The bill shifts FEMA toward prioritizing and funding predisaster mitigation—directing more resources and technical support to disadvantaged and high‑hazard communities and integrating climate/risk data—while raising federal costs, increasing administrative and equity risks, and reducing money available for immediate post‑disaster assistance.
Low-income, small, and environmental‑justice communities (including tribal and rural areas) will be prioritized and can receive higher federal cost shares for mitigation projects, improving access to funding and reducing local out‑of‑pocket burdens.
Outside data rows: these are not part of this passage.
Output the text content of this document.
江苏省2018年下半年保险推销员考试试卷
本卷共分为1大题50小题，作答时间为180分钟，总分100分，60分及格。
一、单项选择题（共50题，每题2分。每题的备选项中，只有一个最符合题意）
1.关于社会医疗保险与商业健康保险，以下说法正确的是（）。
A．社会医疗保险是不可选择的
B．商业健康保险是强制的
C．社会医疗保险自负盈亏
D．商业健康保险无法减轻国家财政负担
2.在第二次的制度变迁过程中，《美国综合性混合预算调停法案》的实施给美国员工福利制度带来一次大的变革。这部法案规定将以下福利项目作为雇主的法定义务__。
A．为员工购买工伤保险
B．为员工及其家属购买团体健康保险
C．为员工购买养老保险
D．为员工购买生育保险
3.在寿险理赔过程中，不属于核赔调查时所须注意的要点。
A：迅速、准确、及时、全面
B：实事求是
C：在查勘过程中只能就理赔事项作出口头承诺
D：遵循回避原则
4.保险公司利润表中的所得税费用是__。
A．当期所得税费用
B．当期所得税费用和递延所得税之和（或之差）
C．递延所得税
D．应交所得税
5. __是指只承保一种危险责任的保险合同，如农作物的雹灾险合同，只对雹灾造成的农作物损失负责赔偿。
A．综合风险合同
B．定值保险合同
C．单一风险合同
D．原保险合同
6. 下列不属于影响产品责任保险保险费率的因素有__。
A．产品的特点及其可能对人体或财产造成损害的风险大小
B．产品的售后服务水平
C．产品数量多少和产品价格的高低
Federal funding available for predisaster mitigation is substantially increased (raising set‑asides and higher grant cost‑shares), enabling more and faster resilience projects for communities and infrastructure.
FEMA will better incorporate climate projections, updated codes/standards, and improved risk‑analysis tools (e.g., National Risk Index, cost‑benefit methods), which should focus mitigation investments where future hazard exposure is greatest.
Redirecting a larger share of Disaster Relief Fund dollars to predisaster mitigation and planning reduces the pool available for immediate post‑disaster repairs and individual assistance following major disasters.
Expanding higher federal cost‑shares, outreach, and new data systems will increase federal spending and administrative costs, which could raise taxpayer burdens or crowd out other priorities.
Smaller and lower‑capacity local governments may face substantial new administrative, reporting, and compliance burdens (and need greater technical capacity) to meet data, design, and grant requirements, risking uneven access to funds.
Based on analysis of 8 sections of legislative text.
Prioritizes and increases federal support for mitigation in high-hazard and environmental justice communities, adds climate-informed planning, outreach, and a central database of disaster/mitigation spending.
Introduced January 14, 2025 by Eric Swalwell · Last progress January 14, 2025
Directs FEMA to prioritize and fund disaster mitigation for communities at greatest risk and greatest need, with new definitions, climate-informed planning requirements, higher federal cost shares for disadvantaged areas, expanded predisaster mitigation funding, targeted outreach, and a centralized federal database on disaster and mitigation spending. It updates statutory definitions to identify “high hazard risk,” “environmental justice community,” and “small impoverished community,” and requires FEMA guidance and tools to use climate projections and vulnerability data when planning and awarding mitigation funds. The bill increases federal support for mitigation in underserved communities (allowing up to 90% federal cost-share for specified communities), raises the Disaster Relief Fund set-aside for predisaster public infrastructure mitigation from 6% to 15%, authorizes a per-disaster planning set-aside, mandates outreach to boost grant applications from vulnerable communities, and requires FEMA to build a consolidated, user-friendly database of mitigation and recovery spending within three years.